Over 20 mph will suck the batteries down fast. I had a purposely small pack(150WH) and used to cruise at around 18mph. That was good for 5 miles with no pedalling. If I rode in the upper 20's I would only get about a mile and a quarter.
With about 50/50 pedalling I easily travelled 11 to 12 miles on a full charge.

When accelerating from a stop, always use pedal only either until you reach the speed you want or just can't go any faster on your own power, then start using the motor. Just like in a car it takes a lot more energy to get that mass up to speed than to maintain the speed.
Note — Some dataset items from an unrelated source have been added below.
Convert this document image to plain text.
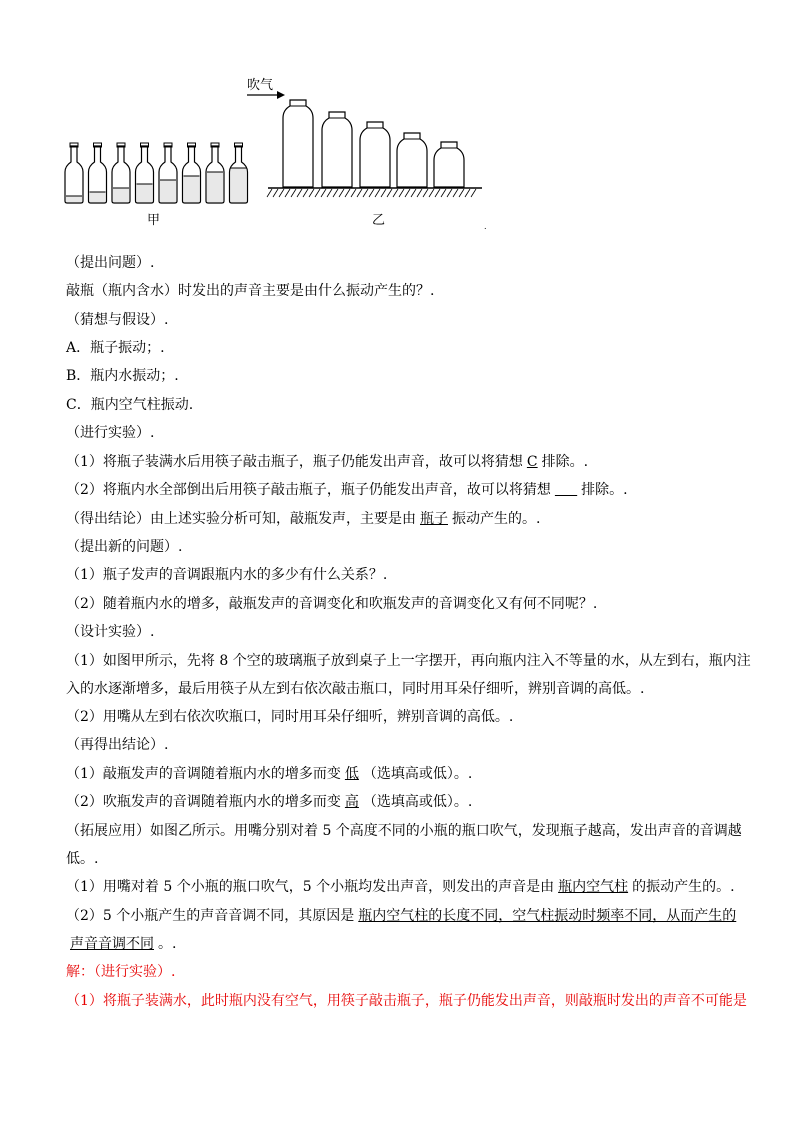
甲
吹气
乙	.
（提出问题）.
敲瓶（瓶内含水）时发出的声音主要是由什么振动产生的？.
（猜想与假设）.
A．瓶子振动；.
B．瓶内水振动；.
C．瓶内空气柱振动.
（进行实验）.
（1）将瓶子装满水后用筷子敲击瓶子，瓶子仍能发出声音，故可以将猜想 C 排除。.
（2）将瓶内水全部倒出后用筷子敲击瓶子，瓶子仍能发出声音，故可以将猜想 排除。.
（得出结论）由上述实验分析可知，敲瓶发声，主要是由 瓶子 振动产生的。.
（提出新的问题）.
（1）瓶子发声的音调跟瓶内水的多少有什么关系？.
（2）随着瓶内水的增多，敲瓶发声的音调变化和吹瓶发声的音调变化又有何不同呢？.
（设计实验）.
（1）如图甲所示，先将 8 个空的玻璃瓶子放到桌子上一字摆开，再向瓶内注入不等量的水，从左到右，瓶内注
入的水逐渐增多，最后用筷子从左到右依次敲击瓶口，同时用耳朵仔细听，辨别音调的高低。.
（2）用嘴从左到右依次吹瓶口，同时用耳朵仔细听，辨别音调的高低。.
（再得出结论）.
（1）敲瓶发声的音调随着瓶内水的增多而变 低 （选填高或低）。.
（2）吹瓶发声的音调随着瓶内水的增多而变 高 （选填高或低）。.
（拓展应用）如图乙所示。用嘴分别对着 5 个高度不同的小瓶的瓶口吹气，发现瓶子越高，发出声音的音调越
低。.
（1）用嘴对着 5 个小瓶的瓶口吹气，5 个小瓶均发出声音，则发出的声音是由 瓶内空气柱 的振动产生的。.
（2）5 个小瓶产生的声音音调不同，其原因是 瓶内空气柱的长度不同，空气柱振动时频率不同，从而产生的
声音音调不同 。.
解：（进行实验）.
（1）将瓶子装满水，此时瓶内没有空气，用筷子敲击瓶子，瓶子仍能发出声音，则敲瓶时发出的声音不可能是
Put a wheel cover on the rear wheel for better aero.

Consider a small front fairing that you could crouch behind. Again, better aero.

Hope this helps.


jjackstone 04-24-2013 12:02 PM

Additional thought. Get rid of those tires and put some smooth ones on. They look as though they will kill your mileage. Unless you plan on some off roading.

razor02097 04-24-2013 12:13 PM

On the road to get to the sidewalk I travel at top speed which is about 25MPH with bursts of furious pedaling to get up to 30MPH. The road is a 2 lane 35MPH road which has no shoulder and some blind corners. I hope cars flying up behind me will be able to react appropriately if I am traveling close to their speed.

According to the watts up meter I use 1.3 amps each way to get to the sidewalk. So far I can squeeze about 8 amps from the pack before the speed controller refuses to send power to the motor.

I did swap tires to ones that hold higher pressure and are a smoother tread. There is a little dirt so I don't want completely smooth tires.

On a side note this NiMH battery pack weighs 13 lbs. If I decide to upgrade my battery I can always make a 12V 40AH battery that would weigh the same. I could stick a small inverter on it and have a portable 110V power station.